26. November 2013 bis 31. Jänner 2014

RLB Kunstbrücke Innsbruck

Bruno Gironcoli nimmt im Feld der internationalen zeitgenössischen Skulptur eine einzigartige Stellung ein. Parallel zu seinem bildhauerischen Werk entstand auch ein eigenständiges grafisches Œuvre. Diesem widmet sich die RLB Kunstbrücke mit der aktuellen Präsentation. Kuratorin: Bettina M. Busse

  • Elektrische Tapeten, 1971

    Mischtechnik auf Papier, 103.5 × 158.5 cm Courtesy Galerie Hofstätter, Wien

  • Entwurf, 1974

    Mischtechnik auf Papier, 120 × 140 cm Privatbesitz

  • Entwurf, Löffelwand und Affe, 1998-91

    Mischtechnik auf Papier, 91 × 135 cm STRABAG Kunstforum, Wien

  • Porträt Christine Gironcoli, 1963

    Mischtechnik auf Papier, 40.5 × 36 cm Sammlung Liaunig

Bruno Gironcoli (Villach 1936 - 2010 Wien) wird in erster Linie als Bildhauer wahrgenommen. Spätestens seit seiner Bespielung des österreichischen Pavillons der Biennale in Venedig im Jahr 2003 haben sich seine rätselhaften Riesenskulpturen ins öffentliche Bewusstsein eingeschrieben. Weniger Aufmerksamkeit hingegen wurde bislang seinem umfangreichen grafischen Œuvre geschenkt. Auf dieses konzentriert sich die aktuelle Ausstellung.

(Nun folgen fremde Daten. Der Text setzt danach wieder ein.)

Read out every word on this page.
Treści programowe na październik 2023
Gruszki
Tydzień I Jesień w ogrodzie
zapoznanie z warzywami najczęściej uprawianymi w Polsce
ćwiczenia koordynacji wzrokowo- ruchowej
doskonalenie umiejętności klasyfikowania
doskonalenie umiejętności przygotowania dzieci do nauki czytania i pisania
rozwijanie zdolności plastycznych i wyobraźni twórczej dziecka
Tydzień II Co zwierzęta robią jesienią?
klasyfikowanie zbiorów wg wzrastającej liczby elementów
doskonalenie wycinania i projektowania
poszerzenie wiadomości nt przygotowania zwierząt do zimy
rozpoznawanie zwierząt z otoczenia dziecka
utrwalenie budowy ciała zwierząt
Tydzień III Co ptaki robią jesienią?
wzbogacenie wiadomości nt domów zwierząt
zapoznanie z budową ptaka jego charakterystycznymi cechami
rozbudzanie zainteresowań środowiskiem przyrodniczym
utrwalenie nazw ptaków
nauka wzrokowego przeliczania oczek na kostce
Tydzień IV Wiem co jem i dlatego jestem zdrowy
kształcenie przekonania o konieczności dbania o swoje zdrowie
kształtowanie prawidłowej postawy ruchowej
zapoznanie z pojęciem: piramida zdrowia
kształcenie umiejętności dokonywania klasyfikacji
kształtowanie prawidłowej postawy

Die Berliner Kuratorin und Gironcoli-Expertin Bettina M. Busse hat eine exemplarische Auswahl von 43 Papierarbeiten zusammengestellt. Es ist ein erster Versuch, einen aussagekräftigen Überblick von den Bleistiftzeichnungen aus den frühen 1960er Jahren bis zu seinen letzten großformatigen, malerischen Gouachen der 1990er Jahre zu zeigen und so auf deren herausragenden Stellenwert hinzuweisen.

„Die Arbeiten auf Papier begleiten Gironcolis bildhauerisches Schaffen, bereiten es vor und führen es weiter. Sie schaffen oftmals die imaginäre Welt, den Raum für die real existierenden Skulpturen und eröffnen, anders als die Skulpturen, Sinnzusammenhänge in diesem sehr komplexen Werk. Analog zur Bildhauerei werden die immer wiederkehrenden Leitmotive – Mensch, Tier und Maschine – in überraschende Zusammenhänge gebracht. Gironcolis bildliche Systeme offenbaren keine narrativen Zusammenhänge, sondern offerieren komplexe Denkgefüge rund um Themen wie polare Geschlechtlichkeit, Sexualität, Gewalt und Einsamkeit.“ (Bettina M. Busse)

Begleitend zur Ausstellung erscheint der gleichnamige Katalog mit Textbeiträgen von Bettina M- Busse und Peter Weiermair (88 Seiten).